The new “crossover” boats are designed to meet the needs of the Asia/Pacific market

Beneteau

The Beneteau Flyer 10

Groupe Beneteau chose the Sydney International Boat Show (SIBS) to release two new models of what it calls “crossover” boats designed in large degree to meet the needs of the Asia/Pacific market.

Mark Chapman of Chapman Marine Group, Beneteau’s Sydney dealer/distributor, called the boats “part of a new generation of open day boats that Beneteau are producing.”

At 10.6m (34ft), and with a 3.3m (11ft) beam, Chapman referred to the new Flyer 10 as a crossover between bowrider and cruiser, with a large unobstructed open bow area along with two cabins, a fully enclosed head and separate shower and powered by twin Mercury Verado 350 outboards.

Chapman told the assemblage of media on deck that the Flyer 10 is the first of several models based on the boat’s footprint.

“This boat here is an open hard-top version, but we do have some Gran Turismo versions coming out in 32ft and 36ft in the next 12 months,” adding that all of the new models are outboard powered.

“Though some of them will be available with sterndrives, as we know, the global market is trending toward the outboard product and Beneteau are very, very skilled leaders on matching outboard product on to big boat hulls.”

The new Flyer 8, at 8.1m (26.7ft) and a 2.5m (8.4ft) beam is billed as a cross between a bowrider and a centre console.

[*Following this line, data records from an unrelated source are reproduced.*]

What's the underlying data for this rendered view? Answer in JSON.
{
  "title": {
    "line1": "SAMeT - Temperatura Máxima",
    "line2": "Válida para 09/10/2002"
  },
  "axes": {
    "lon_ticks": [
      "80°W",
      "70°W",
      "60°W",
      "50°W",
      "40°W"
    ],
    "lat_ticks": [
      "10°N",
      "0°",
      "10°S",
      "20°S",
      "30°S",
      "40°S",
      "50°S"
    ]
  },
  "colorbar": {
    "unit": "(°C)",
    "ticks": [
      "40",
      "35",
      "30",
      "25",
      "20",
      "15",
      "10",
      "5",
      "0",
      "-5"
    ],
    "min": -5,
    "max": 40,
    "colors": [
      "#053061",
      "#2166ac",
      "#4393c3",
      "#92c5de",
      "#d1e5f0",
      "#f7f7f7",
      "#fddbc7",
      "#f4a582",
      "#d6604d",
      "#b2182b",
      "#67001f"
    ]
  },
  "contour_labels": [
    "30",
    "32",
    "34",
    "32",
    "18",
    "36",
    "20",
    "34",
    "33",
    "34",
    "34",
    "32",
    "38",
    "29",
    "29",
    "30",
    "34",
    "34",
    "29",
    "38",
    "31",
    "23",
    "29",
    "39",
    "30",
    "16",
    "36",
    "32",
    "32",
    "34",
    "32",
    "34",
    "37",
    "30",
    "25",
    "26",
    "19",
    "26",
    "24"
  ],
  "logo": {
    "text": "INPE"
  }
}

Both boats meet what Groupe Beneteau Asia/Pacific director Vianney Guezenec calls “the market’s need for something super versatile.”

“Our clients don’t want to spend any more time on boats that don’t answer their needs,” Guezenec told IBI following the briefing. “These models offer multiple solutions: if you want to sunbathe, if you want to drive fast, if you want to sit comfortably with your family, it is typically the boat we need for this market.

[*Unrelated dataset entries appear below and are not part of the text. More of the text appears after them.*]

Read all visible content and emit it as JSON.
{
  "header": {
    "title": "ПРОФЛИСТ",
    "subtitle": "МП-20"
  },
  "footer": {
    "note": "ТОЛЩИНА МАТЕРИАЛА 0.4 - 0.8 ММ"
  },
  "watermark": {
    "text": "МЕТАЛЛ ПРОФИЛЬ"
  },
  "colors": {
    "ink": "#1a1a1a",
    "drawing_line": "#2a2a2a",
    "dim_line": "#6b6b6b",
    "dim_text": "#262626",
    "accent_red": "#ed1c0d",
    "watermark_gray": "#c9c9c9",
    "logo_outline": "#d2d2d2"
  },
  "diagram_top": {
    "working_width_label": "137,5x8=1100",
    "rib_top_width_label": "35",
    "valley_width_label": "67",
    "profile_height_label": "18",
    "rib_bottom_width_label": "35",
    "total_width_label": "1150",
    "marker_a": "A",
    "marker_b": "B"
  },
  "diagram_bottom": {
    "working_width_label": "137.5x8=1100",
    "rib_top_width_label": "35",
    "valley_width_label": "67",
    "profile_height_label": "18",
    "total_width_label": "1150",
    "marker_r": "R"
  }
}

“We need to offer a boat that is comfortable enough, fast enough and user-friendly enough so that we can attract Australian boaters,” Guezenec said.

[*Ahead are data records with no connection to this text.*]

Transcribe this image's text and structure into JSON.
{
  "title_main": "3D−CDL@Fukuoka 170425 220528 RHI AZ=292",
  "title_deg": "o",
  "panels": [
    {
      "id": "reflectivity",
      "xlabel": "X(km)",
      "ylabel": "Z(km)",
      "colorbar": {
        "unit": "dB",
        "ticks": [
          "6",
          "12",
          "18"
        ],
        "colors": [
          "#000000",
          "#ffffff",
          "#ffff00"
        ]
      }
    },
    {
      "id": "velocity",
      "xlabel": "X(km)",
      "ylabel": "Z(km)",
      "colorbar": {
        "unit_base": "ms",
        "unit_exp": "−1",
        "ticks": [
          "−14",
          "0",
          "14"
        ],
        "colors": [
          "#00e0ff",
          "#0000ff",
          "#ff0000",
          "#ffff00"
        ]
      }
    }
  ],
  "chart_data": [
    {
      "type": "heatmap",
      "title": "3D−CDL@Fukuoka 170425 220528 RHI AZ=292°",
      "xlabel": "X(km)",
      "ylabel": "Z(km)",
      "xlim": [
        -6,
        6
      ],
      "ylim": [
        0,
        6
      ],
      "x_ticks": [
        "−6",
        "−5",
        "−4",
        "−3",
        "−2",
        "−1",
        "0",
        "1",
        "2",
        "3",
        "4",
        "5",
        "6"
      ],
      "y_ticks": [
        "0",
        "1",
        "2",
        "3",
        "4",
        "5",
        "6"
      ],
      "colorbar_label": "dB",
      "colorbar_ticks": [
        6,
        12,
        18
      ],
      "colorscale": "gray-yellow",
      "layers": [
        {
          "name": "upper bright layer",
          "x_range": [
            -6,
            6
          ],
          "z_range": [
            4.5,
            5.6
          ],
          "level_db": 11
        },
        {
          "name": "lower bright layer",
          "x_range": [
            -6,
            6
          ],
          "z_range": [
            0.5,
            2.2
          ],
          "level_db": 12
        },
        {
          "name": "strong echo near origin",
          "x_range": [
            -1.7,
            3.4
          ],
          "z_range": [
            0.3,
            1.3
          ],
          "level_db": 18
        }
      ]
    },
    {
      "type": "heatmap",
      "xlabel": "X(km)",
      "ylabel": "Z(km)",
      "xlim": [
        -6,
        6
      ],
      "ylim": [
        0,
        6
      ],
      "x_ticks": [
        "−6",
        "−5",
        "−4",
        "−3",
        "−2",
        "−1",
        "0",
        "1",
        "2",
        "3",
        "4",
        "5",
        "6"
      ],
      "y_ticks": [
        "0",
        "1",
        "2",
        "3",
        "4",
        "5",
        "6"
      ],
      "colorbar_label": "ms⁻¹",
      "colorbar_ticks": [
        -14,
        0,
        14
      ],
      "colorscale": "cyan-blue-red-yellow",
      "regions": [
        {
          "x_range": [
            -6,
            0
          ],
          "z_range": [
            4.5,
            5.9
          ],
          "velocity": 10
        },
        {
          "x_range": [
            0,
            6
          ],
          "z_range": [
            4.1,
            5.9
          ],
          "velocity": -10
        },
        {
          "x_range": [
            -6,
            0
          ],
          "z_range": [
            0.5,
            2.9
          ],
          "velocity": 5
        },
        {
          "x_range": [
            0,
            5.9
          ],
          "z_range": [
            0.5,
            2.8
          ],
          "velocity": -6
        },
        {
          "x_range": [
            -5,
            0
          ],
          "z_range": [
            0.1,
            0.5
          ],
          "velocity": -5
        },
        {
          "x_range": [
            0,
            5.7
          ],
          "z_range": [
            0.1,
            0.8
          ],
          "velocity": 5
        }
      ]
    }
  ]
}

Guezenec added that the Australian and Asia/Pacific markets, generally, want twin outboard-power.

“North America is difficult to identify just one ‘typical boater’ because it is so wide and large and you have lots of opportunities to sell lots of different kinds of boats. but I would say for sure the Flyer 10, like in Australia, would meet the needs of many Americans.”